Identification of Entamoeba Species in Diarrheal Samples Using Sequence Analysis and Nested Multiplex PCR

Zuhair Mohammed  Abed; Raghda Mahmood  Hamad

doi:10.18502/ijpa.v20i2.19032

Zuhair Mohammed Abed Salah Al-Din Education Directorate, Ministry of Education, Tikrit, Iraq
Raghda Mahmood Hamad Department of Biology, College of Education for Pure Sciences, University of Tikrit, Tikrit, Iraq

DOI: https://doi.org/10.18502/ijpa.v20i2.19032

Keywords: Entamoeba spp.; Diarrhea samples; Nested multiplex PCR assay

Abstract

Background: Among the many Entamoeba species that infect humans, only Entamoeba histolytica is considered pathogenic, being responsible for amoebiasis or amoebic dysentery.
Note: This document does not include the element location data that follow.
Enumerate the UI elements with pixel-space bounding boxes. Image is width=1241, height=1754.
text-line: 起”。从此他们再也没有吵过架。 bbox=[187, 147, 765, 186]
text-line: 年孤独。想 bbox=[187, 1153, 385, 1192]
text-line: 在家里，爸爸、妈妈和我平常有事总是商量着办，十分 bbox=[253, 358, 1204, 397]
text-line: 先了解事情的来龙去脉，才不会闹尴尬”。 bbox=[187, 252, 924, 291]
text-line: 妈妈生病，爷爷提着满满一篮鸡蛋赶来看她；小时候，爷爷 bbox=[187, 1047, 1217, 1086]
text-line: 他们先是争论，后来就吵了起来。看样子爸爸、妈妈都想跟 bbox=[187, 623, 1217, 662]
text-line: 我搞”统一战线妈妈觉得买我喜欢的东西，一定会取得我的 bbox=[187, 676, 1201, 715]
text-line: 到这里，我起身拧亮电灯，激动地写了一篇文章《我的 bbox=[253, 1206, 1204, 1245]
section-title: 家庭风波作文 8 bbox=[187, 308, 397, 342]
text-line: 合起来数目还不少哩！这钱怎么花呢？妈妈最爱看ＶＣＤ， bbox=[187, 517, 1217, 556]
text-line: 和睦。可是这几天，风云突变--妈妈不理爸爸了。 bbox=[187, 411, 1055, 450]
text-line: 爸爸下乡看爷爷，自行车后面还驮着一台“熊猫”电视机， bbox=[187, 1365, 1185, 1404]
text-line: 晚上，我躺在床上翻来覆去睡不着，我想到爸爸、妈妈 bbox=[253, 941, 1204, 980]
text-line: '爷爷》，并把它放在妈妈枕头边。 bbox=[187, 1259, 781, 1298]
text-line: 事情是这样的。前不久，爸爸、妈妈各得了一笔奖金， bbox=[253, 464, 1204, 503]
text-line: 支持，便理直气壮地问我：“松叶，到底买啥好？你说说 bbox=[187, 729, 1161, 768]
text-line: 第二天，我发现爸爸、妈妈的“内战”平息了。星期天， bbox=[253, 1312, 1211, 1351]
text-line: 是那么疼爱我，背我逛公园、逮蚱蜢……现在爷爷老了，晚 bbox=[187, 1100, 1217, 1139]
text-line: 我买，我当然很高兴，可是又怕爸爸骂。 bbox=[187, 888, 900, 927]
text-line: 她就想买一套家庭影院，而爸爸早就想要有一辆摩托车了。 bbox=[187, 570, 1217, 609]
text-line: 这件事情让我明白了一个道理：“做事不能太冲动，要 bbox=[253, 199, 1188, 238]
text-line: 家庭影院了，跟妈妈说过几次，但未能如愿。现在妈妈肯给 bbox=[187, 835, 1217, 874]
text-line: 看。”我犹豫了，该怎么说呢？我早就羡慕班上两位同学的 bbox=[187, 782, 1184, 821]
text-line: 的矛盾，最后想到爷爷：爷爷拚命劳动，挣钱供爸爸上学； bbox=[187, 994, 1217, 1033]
Methods: Between June and October 2022, a total of 106 stool samples were collected from children under six years of age presenting with diarrhea at Paiji Hospital in the city of Paiji, Iraq. DNA was extracted from all stool specimens to detect the presence of parasitic organisms.
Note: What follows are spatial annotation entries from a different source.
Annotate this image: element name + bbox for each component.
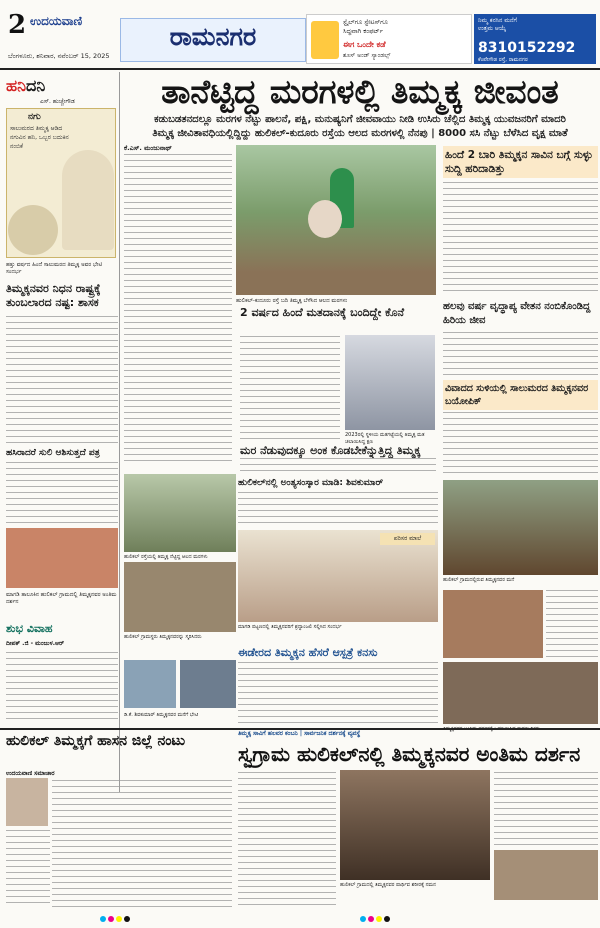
column-byline: ಎಸ್. ಹುಚ್ಚೇಗೌಡ [40,98,75,105]
body-text [6,316,118,444]
photo-caption: ಡಿ.ಕೆ. ಶಿವಕುಮಾರ್ ತಿಮ್ಮಕ್ಕನವರ ಮನೆಗೆ ಭೇಟಿ [124,712,199,718]
magenta-mark [368,916,374,922]
house-photo [443,480,598,575]
story-subhead[interactable]: ಹಿಂದೆ 2 ಬಾರಿ ತಿಮ್ಮಕ್ಕನ ಸಾವಿನ ಬಗ್ಗೆ ಸುಳ್ಳು ಸುದ್ದಿ ಹರಿದಾಡಿತ್ತು [443,146,598,178]
cyan-mark [360,916,366,922]
advertisement-footwear[interactable] [306,14,472,64]
ad-line: ಕೆಂಪೇಗೌಡ ರಸ್ತೆ, ರಾಮನಗರ [478,57,528,63]
yellow-mark [116,916,122,922]
photo-caption: ಹುಲಿಕಲ್ ರಸ್ತೆಯಲ್ಲಿ ತಿಮ್ಮಕ್ಕ ನೆಟ್ಟಿದ್ದ ಆಲದ ಮರಗಳು [124,554,208,560]
visit-photo [180,660,236,708]
ad-phone: 8310152292 [478,40,576,56]
column-text: ಸಾಲುಮರದ ತಿಮ್ಮಕ್ಕ ಆಡಿದ ನಗುವಿನ ಹನಿ, ಒಬ್ಬರ ಬದುಕಿನ ನಂಬಿಕೆ [10,125,69,150]
black-mark [384,916,390,922]
body-text [494,772,598,846]
advertisement-realestate[interactable] [474,14,596,64]
photo-caption: 2023ರಲ್ಲಿ ಸ್ಥಳೀಯ ಮತಗಟ್ಟೆಯಲ್ಲಿ ತಿಮ್ಮಕ್ಕ ಮತ ಚಲಾಯಿಸಿದ್ದ ಕ್ಷಣ [345,432,425,445]
body-text [52,780,232,908]
body-text [240,336,340,440]
main-body-text [124,154,232,466]
body-text [238,492,438,526]
page-number: 2 [8,10,27,40]
portrait-photo [6,778,48,826]
ad-line: ಉತ್ತಮ ಆಯ್ಕೆ [478,25,507,32]
wedding-notice-names: ದೀಪಕ್ .ಜಿ - ಮಂಜುಳ.ಆರ್ [6,640,65,647]
body-text [238,662,438,724]
voting-photo [345,335,435,430]
bottom-right-headline[interactable]: ಸ್ವಗ್ರಾಮ ಹುಲಿಕಲ್‌ನಲ್ಲಿ ತಿಮ್ಮಕ್ಕನವರ ಅಂತಿಮ ದರ್ಶನ [238,742,581,766]
photo-caption: ಹುಲಿಕಲ್ ಗ್ರಾಮದಲ್ಲಿರುವ ತಿಮ್ಮಕ್ಕನವರ ಮನೆ [443,577,515,583]
column-title: ನಗು [28,112,41,122]
cyan-mark [100,916,106,922]
print-registration-marks [0,912,600,928]
bottom-left-headline[interactable]: ಹುಲಿಕಲ್ ತಿಮ್ಮಕ್ಕಗೆ ಹಾಸನ ಜಿಲ್ಲೆ ನಂಟು [6,733,186,749]
photo-caption: ಮಾಗಡಿ ಪಟ್ಟಣದಲ್ಲಿ ತಿಮ್ಮಕ್ಕನವರಿಗೆ ಶ್ರದ್ಧಾಂಜಲಿ ಸಲ್ಲಿಸಿದ ಸಂದರ್ಭ [238,624,342,630]
wedding-notice-title[interactable]: ಶುಭ ವಿವಾಹ [6,622,53,635]
section-title: ರಾಮನಗರ [169,22,257,51]
body-text [443,332,598,376]
body-text [443,182,598,296]
road-trees-photo [124,474,236,552]
photo-caption: ಮಾಗಡಿ ತಾಲೂಕಿನ ಹುಲಿಕಲ್ ಗ್ರಾಮದಲ್ಲಿ ತಿಮ್ಮಕ್ಕನವರ ಅಂತಿಮ ದರ್ಶನ [6,592,117,605]
visit-photo [124,660,176,708]
date-line: ಬೆಂಗಳೂರು, ಶನಿವಾರ, ನವೆಂಬರ್ 15, 2025 [8,52,110,60]
funeral-photo [340,770,490,880]
body-text [6,652,118,724]
black-mark [124,916,130,922]
main-deck: ತಿಮ್ಮಕ್ಕ ಜೀವಿತಾವಧಿಯಲ್ಲಿದ್ದಿದ್ದು ಹುಲಿಕಲ್-ಕುದೂರು ರಸ್ತೆಯ ಆಲದ ಮರಗಳಲ್ಲಿ ನೆನಪು | 8000 ಸಸಿ ನೆಟ್ಟು ಬೆಳೆಸಿದ ವೃಕ್ಷ ಮಾತೆ [152,128,568,139]
paper-name: ಉದಯವಾಣಿ [30,14,83,28]
story-subhead[interactable]: ಹಲವು ವರ್ಷ ವೃದ್ಧಾಪ್ಯ ವೇತನ ನಂಬಿಕೊಂಡಿದ್ದ ಹಿರಿಯ ಜೀವ [443,301,591,326]
tribute-photo [494,850,598,900]
photo-caption: ಹುಲಿಕಲ್ ಗ್ರಾಮದಲ್ಲಿ ತಿಮ್ಮಕ್ಕನವರ ಪಾರ್ಥಿವ ಶರೀರಕ್ಕೆ ನಮನ [340,882,436,888]
crowd-photo [443,590,543,658]
yellow-mark [376,916,382,922]
cartoon-face-image [8,205,58,255]
body-text [443,412,598,476]
ad-line: ಶೂಸ್ ಅಂಡ್ ಸ್ಯಾಂಡಲ್ಸ್ [343,52,391,59]
body-text [6,462,118,524]
crowd-photo [443,662,598,724]
bottom-right-kicker: ತಿಮ್ಮಕ್ಕ ಸಾವಿಗೆ ಹಲವರ ಕಂಬನಿ | ಸಾರ್ವಜನಿಕ ದರ್ಶನಕ್ಕೆ ವ್ಯವಸ್ಥೆ [238,730,361,737]
story-subhead[interactable]: ಹುಲಿಕಲ್‌ನಲ್ಲಿ ಅಂತ್ಯಸಂಸ್ಕಾರ ಮಾಡಿ: ಶಿವಕುಮಾರ್ [238,478,384,488]
body-text [240,458,436,474]
main-byline: ಕೆ.ಎಸ್. ಮಂಜುನಾಥ್ [124,144,172,152]
body-text [238,772,336,908]
story-subhead[interactable]: ವಿವಾದದ ಸುಳಿಯಲ್ಲಿ ಸಾಲುಮರದ ತಿಮ್ಮಕ್ಕನವರ ಬಯೋಪಿಕ್ [443,380,598,410]
story-subhead[interactable]: ಈಡೇರದ ತಿಮ್ಮಕ್ಕನ ಹೆಸರೆ ಆಸ್ಪತ್ರೆ ಕನಸು [238,646,378,659]
photo-caption: ಹತ್ತು ವರ್ಷದ ಹಿಂದೆ ಸಾಲುಮರದ ತಿಮ್ಮಕ್ಕ ಅವರ ಭೇಟಿ ಸಂದರ್ಭ [6,262,103,275]
ad-logo [311,21,339,59]
main-photo-figure [308,200,342,238]
ad-line: ಸಿದ್ಧವಾಗಿ ಕಂಫರ್ಟ್ [343,27,383,35]
story-subhead[interactable]: 2 ವರ್ಷದ ಹಿಂದೆ ಮತದಾನಕ್ಕೆ ಬಂದಿದ್ದೇ ಕೊನೆ [240,306,405,319]
logo-part-a: ಹನಿ [6,76,26,95]
photo-caption: ಹುಲಿಕಲ್-ಕುದೂರು ರಸ್ತೆ ಬದಿ ತಿಮ್ಮಕ್ಕ ಬೆಳೆಸಿದ ಆಲದ ಮರಗಳು [236,298,348,304]
edition-city: ಬೆಂಗಳೂರು [8,52,33,60]
story-headline[interactable]: ಹಸಿರಾದರೆ ಸುಲಿ ಆಶಿಸುತ್ತದೆ ಪತ್ರ [6,448,100,458]
main-headline[interactable]: ತಾನೆಟ್ಟಿದ್ದ ಮರಗಳಲ್ಲಿ ತಿಮ್ಮಕ್ಕ ಜೀವಂತ [161,72,559,111]
column-logo [6,76,45,96]
bottom-left-byline: ಉದಯವಾಣಿ ಸಮಾಚಾರ [6,770,55,777]
story-subhead[interactable]: ಮರ ನೆಡುವುದಕ್ಕೂ ಅಂಕ ಕೊಡಬೇಕೆನ್ನುತ್ತಿದ್ದ ತಿಮ್ಮಕ್ಕ [240,444,421,457]
cartoon-figure-image [62,150,114,250]
ad-line: ಈಗ ಒಂದೇ ಕಡೆ [343,40,386,49]
event-banner: ಪರಿಸರ ಮಾಲೆ [380,533,435,545]
body-text [546,590,598,658]
magenta-mark [108,916,114,922]
ad-line: ಸ್ಟೈಲ್‌ಗೂ ಸ್ಟೇಟಸ್‌ಗೂ [343,18,388,26]
logo-part-b: ದನಿ [25,76,46,95]
story-headline[interactable]: ತಿಮ್ಮಕ್ಕನವರ ನಿಧನ ರಾಷ್ಟ್ರಕ್ಕೆ ತುಂಬಲಾರದ ನಷ್ಟ: ಶಾಸಕ [6,282,101,309]
body-text [6,830,50,908]
ad-line: ನಿಮ್ಮ ಕನಸಿನ ಮನೆಗೆ [478,17,517,24]
tribute-photo [6,528,118,588]
villagers-photo [124,562,236,632]
photo-caption: ಹುಲಿಕಲ್ ಗ್ರಾಮಸ್ಥರು ತಿಮ್ಮಕ್ಕನವರನ್ನು ಸ್ಮರಿಸಿದರು [124,634,202,640]
date-text: ಶನಿವಾರ, ನವೆಂಬರ್ 15, 2025 [36,52,110,60]
main-deck: ಕಡುಬಡತನದಲ್ಲೂ ಮರಗಳ ನೆಟ್ಟು ಪಾಲನೆ, ಪಕ್ಷಿ, ಮನುಷ್ಯನಿಗೆ ಜೀವವಾಯು ನೀಡಿ ಉಸಿರು ಚೆಲ್ಲಿದ ತಿಮ್ಮಕ್ಕ ಯುವಜನರಿಗೆ ಮಾದರಿ [154,114,566,125]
Results: Of the 106 fecal samples, 4 (3.7%) tested positive for Entamoeba spp. using an initial PCR amplification targeting approximately 900 bp of the 18S rRNA gene. Among these, only one sample tested positive for E. histolytica using a nested multiplex PCR assay. In this study, neither E. moshkovskii nor E. dispar was detected. Sequence analysis of the partial 18S rRNA gene revealed that 0.9% of samples were positive for E. histolytica, while 2.8% were positive for E. coli. The sequences were deposited in GenBank under the accession numbers OP868733.1 for E. histolytica and OP868730.1, OP868731.1, and OP868732.1 for E. coli.

Conclusion: Children were infected with different species of Entamoeba. Molecular methods are essential for distinguishing between Entamoeba species due to their significance in accurate diagnosis and appropriate treatment strategies.